Higher education is one of the great successes of the welfare state. What was once the privilege of a few has become a middle-class entitlement, thanks mainly to government support. Some 3.5 million Americans and 5 million Europeans will graduate this summer. In the emerging world universities are booming: China has added nearly 30 million places in 20 years.
Yet the business model has changed little since Aristotle taught at the Athenian Lyceum: Young students still gather at an appointed time and place to listen to the wisdom of scholars.
Now a revolution has begun, thanks to three forces: rising costs, changing demand and disruptive technology. The result will be the reinvention of the university.
Higher education suffers from Baumol's disease — the tendency of costs to soar in labor-intensive sectors with stagnant productivity. Whereas the prices of cars, computers and much else have fallen dramatically, universities, protected by public-sector funding and the premium employers place on degrees, have been able to charge ever more for the same service. For two decades, the cost of going to college in America has risen by 1.6 percentage points more than inflation every year.

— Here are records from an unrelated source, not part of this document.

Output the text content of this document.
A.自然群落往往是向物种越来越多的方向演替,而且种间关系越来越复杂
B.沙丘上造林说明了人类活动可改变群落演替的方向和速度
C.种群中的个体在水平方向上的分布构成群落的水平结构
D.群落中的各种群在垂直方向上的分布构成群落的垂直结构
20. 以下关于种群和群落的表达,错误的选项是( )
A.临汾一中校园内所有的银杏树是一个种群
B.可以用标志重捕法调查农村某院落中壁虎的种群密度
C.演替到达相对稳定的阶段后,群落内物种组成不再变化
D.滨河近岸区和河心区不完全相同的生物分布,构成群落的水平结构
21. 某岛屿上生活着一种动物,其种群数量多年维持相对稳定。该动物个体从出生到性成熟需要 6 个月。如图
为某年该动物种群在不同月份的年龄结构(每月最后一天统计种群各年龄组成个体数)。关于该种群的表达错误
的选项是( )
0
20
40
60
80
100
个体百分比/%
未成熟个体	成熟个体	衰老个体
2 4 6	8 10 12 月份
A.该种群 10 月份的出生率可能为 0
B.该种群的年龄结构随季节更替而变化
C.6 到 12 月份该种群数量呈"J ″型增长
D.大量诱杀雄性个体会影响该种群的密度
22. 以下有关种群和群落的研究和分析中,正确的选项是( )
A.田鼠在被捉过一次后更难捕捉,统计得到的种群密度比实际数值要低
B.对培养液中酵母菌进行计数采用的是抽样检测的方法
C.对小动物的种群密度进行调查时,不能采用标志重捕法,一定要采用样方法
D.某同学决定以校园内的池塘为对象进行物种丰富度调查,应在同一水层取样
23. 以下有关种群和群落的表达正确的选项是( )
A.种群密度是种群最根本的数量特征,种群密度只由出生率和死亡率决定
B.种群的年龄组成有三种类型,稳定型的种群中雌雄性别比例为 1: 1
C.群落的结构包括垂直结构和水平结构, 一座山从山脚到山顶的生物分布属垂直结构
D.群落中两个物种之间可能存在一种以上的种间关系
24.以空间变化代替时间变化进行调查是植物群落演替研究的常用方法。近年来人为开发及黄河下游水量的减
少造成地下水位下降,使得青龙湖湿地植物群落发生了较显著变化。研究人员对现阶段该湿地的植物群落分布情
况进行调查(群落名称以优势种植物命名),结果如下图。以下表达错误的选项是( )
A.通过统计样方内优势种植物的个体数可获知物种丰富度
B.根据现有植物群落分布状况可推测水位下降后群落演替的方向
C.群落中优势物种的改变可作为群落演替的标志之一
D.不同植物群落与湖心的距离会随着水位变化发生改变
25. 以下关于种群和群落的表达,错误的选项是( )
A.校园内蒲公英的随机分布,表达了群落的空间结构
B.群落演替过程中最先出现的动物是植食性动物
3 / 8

For most students university remains a great deal; by one count, the boost to lifetime income from obtaining a college degree, in net-present-value terms, is as much as $590,000. But for an increasing number of students who have gone deep into debt — especially the 47 percent in America and 28 percent in Britain who do not complete their degrees — it is plainly not value for money. And the state's willingness to pick up the slack is declining. In the United States, government funding per student fell by 27 percent between 2007 and 2012, while average tuition fees, adjusted for inflation, rose by 20 percent. In Britain, tuition fees, close to zero two decades ago, can reach $15,000 a year.
The second driver of change is the labor market. In the standard model of higher education, people go to college in their 20s and a degree is an entry ticket to the professional classes. But automation is beginning to have the same effect on white-collar jobs as it has had on blue-collar ones. According to a study from Oxford University, 47 percent of occupations are at risk of being automated in the next few decades. As innovation wipes out some jobs and changes others, people will need to top up their human capital throughout their lives.
By themselves, these two forces would be pushing change. A third — technology — ensures it.
The Internet — which has turned businesses from newspapers to music to book retailing upside down — will also upend higher education. Now the MOOC, or "massive open online course," is offering students the chance to listen to star lecturers and get a degree for a fraction of the cost of attending a university.